I have an on-again off-again thing about New Year's resolutions. In the past, I made predictable resolutions to eat better, lose weight, exercise, etc. etc. which resulted in failure more often than success ... the resolutions abandoned, most forgotten mere weeks into the new year.

And once upon a time, I also made New Year's predictions ... at the annual party hosted by Barb and Ray Laroche, where we would all read our predictions from the previous New Year's Eve, then write new ones for the upcoming year. The one I  love to recall was from 1992, when we were all prompted to write down who we thought would be elected in November. My prediction that it would be Bill Clinton was met the following New Year's Eve with exclamations of "Who even knew who he was this time last year?" I was a rock star. Unfortunately, every prediction I made after that one was an absolute, totally forgettable let down.

Still, there's something about the new year that begs for my attention, a yearning to find my better self. So a couple of years ago I decided to try one-word resolutions ... clear, simple, memorable, accountable.

In 2013 I resolved to Create which resulted in ...

A return to stitching ...
A first attempt at cloth book-making


Re-imagined placemats

Plus lots ...

and lots of bibs and burp cloths ...


There were also a number of wood and metalworking collaborations with Don ...

Flying fish ...

A funky whale ...
 
Birth flags ...

A Chesapeake skipjack for a dear friend

And a reimagined construction site 2x4 honoring a new home

There was more, but much of it went undocumented, leaving a gaping hole in the 2013 blog archive.

In 2014 I resolved to Blog ... which got off to a slow start, quite honestly. After a lone post in early January, I dropped the blog-ball big time. Then it happened. On March 9, 2014 I discovered that my blog had been accruing thousands of hits on the Rain Chain post from 2012, mostly from Pinterest links. Who knew?!?!



It was just the motivation I needed to get blogging again. And blog I did, as you can see from the chronological BLOG ARCHIVE to the right. However, after the initial rush of enthusiasm and a mini-spate of posts, I once again lost heart ... most of the hits on the blog continued to be rain chain views. What was the point of blogging if no one was reading?

Fortunately, the story has a happy ending thanks to Jude Hill's Spirit Cloth. After discovering the concept of slow cloth (via Pinterest) I read Jude's entire blog from 2006 to present, then signed up for two of her online classes. Spirit Cloth 101 gave me to a new way of looking at cloth-making, but the solstice-to-equinox journey through Considering Weave gave me a new community within which to make it.

When Considering Weave ended in September, I was determined to maintain connections to my newfound cloth-mates.

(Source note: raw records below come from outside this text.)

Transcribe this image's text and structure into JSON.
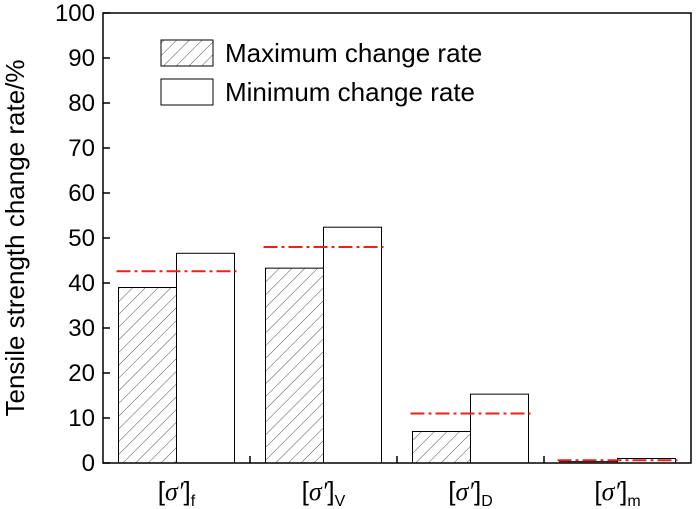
{
  "chart_data": {
    "type": "bar",
    "title": "",
    "xlabel": "",
    "ylabel": "Tensile strength change rate/%",
    "ylim": [
      0,
      100
    ],
    "yticks": [
      "0",
      "10",
      "20",
      "30",
      "40",
      "50",
      "60",
      "70",
      "80",
      "90",
      "100"
    ],
    "categories": [
      {
        "prefix": "[",
        "symbol": "σ′",
        "suffix": "]",
        "sub": "f"
      },
      {
        "prefix": "[",
        "symbol": "σ′",
        "suffix": "]",
        "sub": "V"
      },
      {
        "prefix": "[",
        "symbol": "σ′",
        "suffix": "]",
        "sub": "D"
      },
      {
        "prefix": "[",
        "symbol": "σ′",
        "suffix": "]",
        "sub": "m"
      }
    ],
    "series": [
      {
        "name": "Maximum change rate",
        "pattern": "hatched",
        "values": [
          39.0,
          43.3,
          7.0,
          0.3
        ]
      },
      {
        "name": "Minimum change rate",
        "pattern": "plain",
        "values": [
          46.6,
          52.4,
          15.3,
          1.0
        ]
      }
    ],
    "reference_lines": {
      "style": "dash-dot",
      "color": "#e8231c",
      "values": [
        42.6,
        48.0,
        11.0,
        0.6
      ]
    },
    "legend_position": "top-left"
  }
}
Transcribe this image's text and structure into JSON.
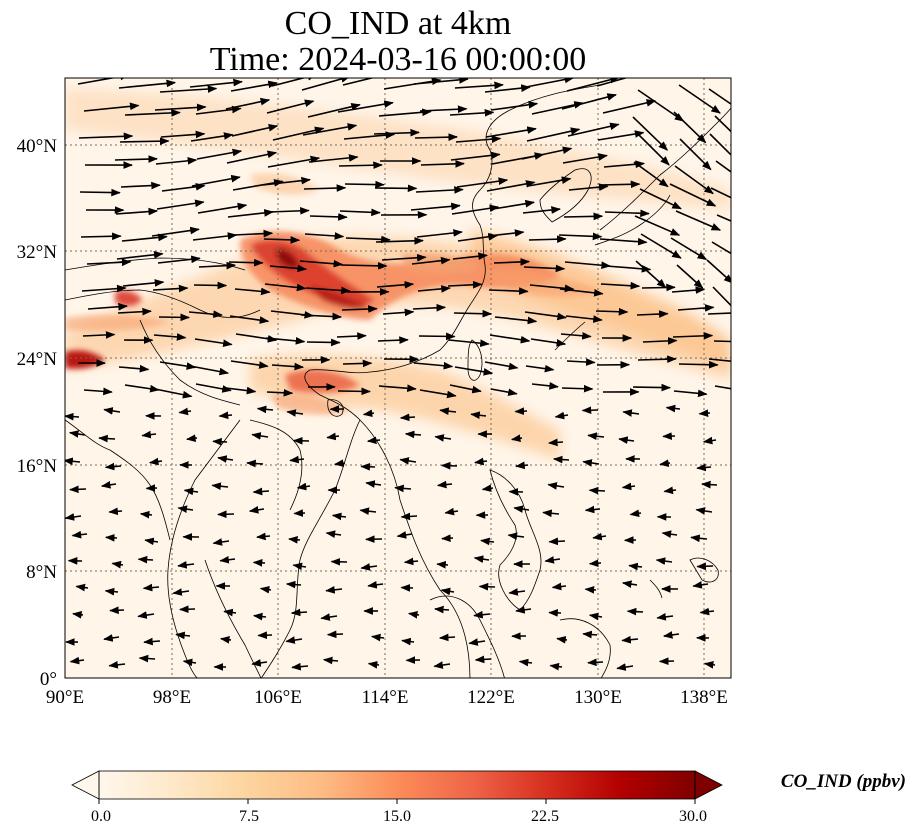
{
  "title_line1": "CO_IND at 4km",
  "title_line2": "Time: 2024-03-16 00:00:00",
  "map": {
    "lon_range": [
      90,
      140
    ],
    "lat_range": [
      0,
      45
    ],
    "lon_ticks": [
      "90°E",
      "98°E",
      "106°E",
      "114°E",
      "122°E",
      "130°E",
      "138°E"
    ],
    "lon_tick_values": [
      90,
      98,
      106,
      114,
      122,
      130,
      138
    ],
    "lat_ticks": [
      "0°",
      "8°N",
      "16°N",
      "24°N",
      "32°N",
      "40°N"
    ],
    "lat_tick_values": [
      0,
      8,
      16,
      24,
      32,
      40
    ],
    "gridlines": true,
    "colors": {
      "coast": "#000000",
      "grid": "#7a6a55",
      "vector": "#000000"
    }
  },
  "colorbar": {
    "label": "CO_IND (ppbv)",
    "ticks": [
      "0.0",
      "7.5",
      "15.0",
      "22.5",
      "30.0"
    ],
    "tick_values": [
      0,
      7.5,
      15,
      22.5,
      30
    ],
    "range": [
      0,
      30
    ],
    "extend": "both",
    "cmap": "OrRd",
    "colors": [
      "#fff7ec",
      "#fee8c8",
      "#fdd49e",
      "#fdbb84",
      "#fc8d59",
      "#ef6548",
      "#d7301f",
      "#b30000",
      "#7f0000"
    ]
  }
}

More and more my posts were directed to them as an audience and as I visited their blogs, I belatedly realized that some of them had links from their blogs to mine. Inspired, I created my own  KINDRED SPIRITS links, with which I now follow the latest missives from the blogosphere.

The conversations that have resulted from these interconnections are sometimes hard to follow (where did I post that comment?) and some revelations have sidetracked into private emails. But there's no question that I am now a part of a very real community. There have been shared experiences, such as the post about it's only RAIN that led Saskia to a Mystiqueros concert in the Netherlands.


And our home is now enriched with pieces of work from Jude ...

 
and Grace ...


and Mo ...


More to the point, the friendships that have been forged encircle the globe, enriching our spirits ... because the truth is that Don has become a steady, if stealthy, reader.

Thus it was clear, as I updated my profile yet again, that my focus has shifted over the life of the blog from cooking to crafting to stitching (a term I now prefer to "needleworking" which sounds a bit too much like ... well, work). I have come full-circle to where my creative life began.

For 2015 I hereby resolve to Stitch ... and to share the journey by creating and blogging (almost) every step of the way. I hope you'll join me.

- The way we were

Christmas decorations always bring to mind the church where we were wed, which was redolent with pine ...

An old kerosene lamp from my mom's summer house in the Catskills
and a hallway mirror found by my folks at an antique show
bedecked each year with boughs and bells

37 years ago Don and I said a midwinter "I do" ... and this time around we'll mark the occasion by grandparenting for the next ten days (which may cut into my blogging time a bit). I wouldn't have it any other way.